Gabriela Zamorano: South and East: Fragments Rural Images from the South of Mexico and Palestine
Now, frozen in paper, they became memories. Like memory, they take shape in fragments. South and East. South Rural Mexico and Palestine. Although at a distance they seem alike. Or perhaps the sights that remained in these images, like memories, allow us to trace a bridge. Daily life. A smile. An important thing to have with you while you pose for a picture. A family meal. A frozen piece of a song. An interrupted game at the Palestinian sea - one that is both beach and border. Crowded refugee camps and abandoned corn fields emptied by poverty and migration. South and East. Life goes on, it still happens there. These are just images in an attempt to invoke as fragmented memories, the dignity of lives that have become disposable within the absurd games of economic wars.
Gabriela Zamorano was born and raised in Mexico City. She studied social communication as well as journalism, video and ethnographic photography.

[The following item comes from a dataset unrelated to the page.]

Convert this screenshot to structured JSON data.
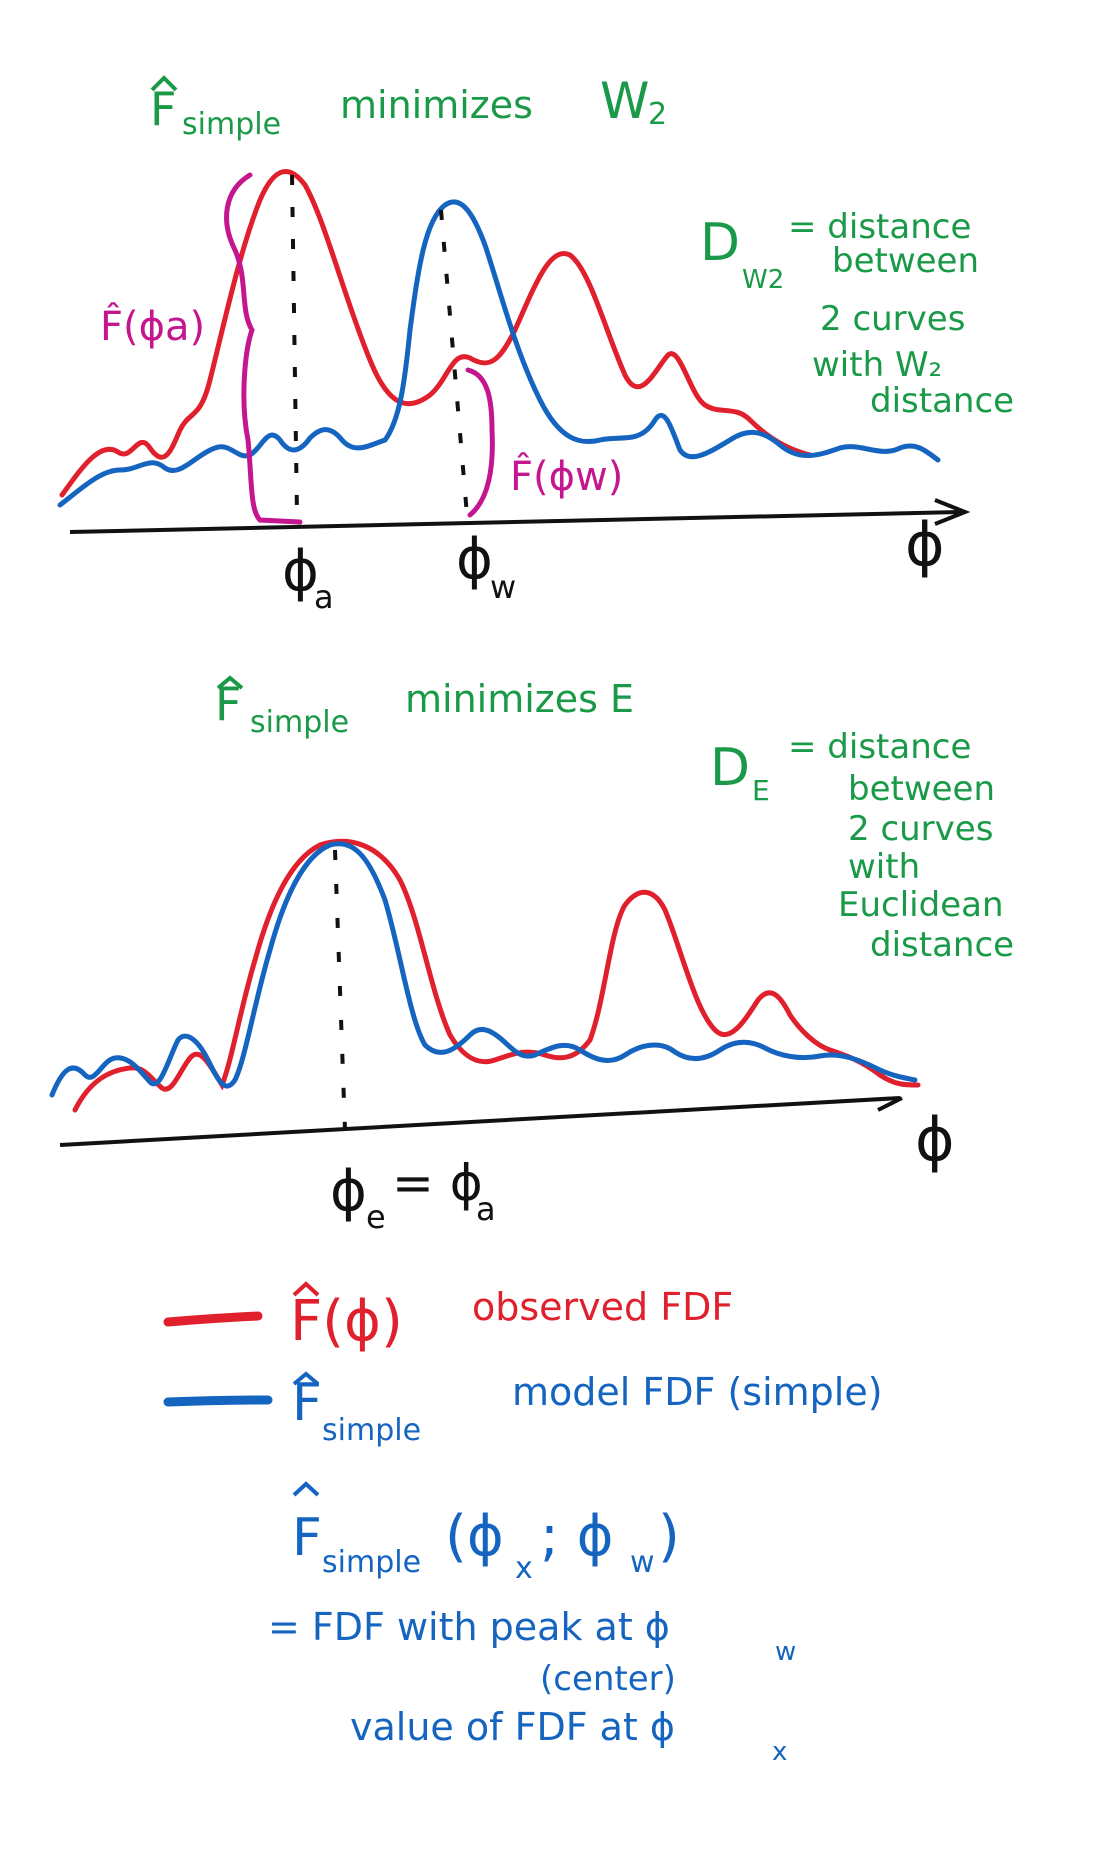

In 1993, she began communications projects at a prison, then later in indigenous communities in Chiapas.
After University, she moved to Oaxaca where she worked for a civil organization (Transparencia S.C.) on a research project about the impact of government policies on the indigenous population. In 1998, she was invited by the women's commission of a regional organization (Union de Comunidades Indigenas de la Zona Norte del Istmo) to create a communication center. During a period of two years she worked to develop a series of workshops with local indigenous women.
It was in that time that she worked on photographic essays that include: rural campesino daily life in Oaxaca and Chiapas, traditional parties and musicians, and labor in garbage dumps around urban areas. In 1998, Gabriela also went to Palestine and photographed families, which for her reflected similar circumstances to what she saw in Mexico.
Currently Ms. Zamorano is a candidate for Ph.D. in Anthropology at the City University of NY. Her academic interests focus on the construction of political identities in the South of Mexico.
"My academic and professional interests are deeply inspired and rooted in my photographic practice, which to me represents a personal and intimate connection to the people that I work with and that makes me believe that the world can become a different place."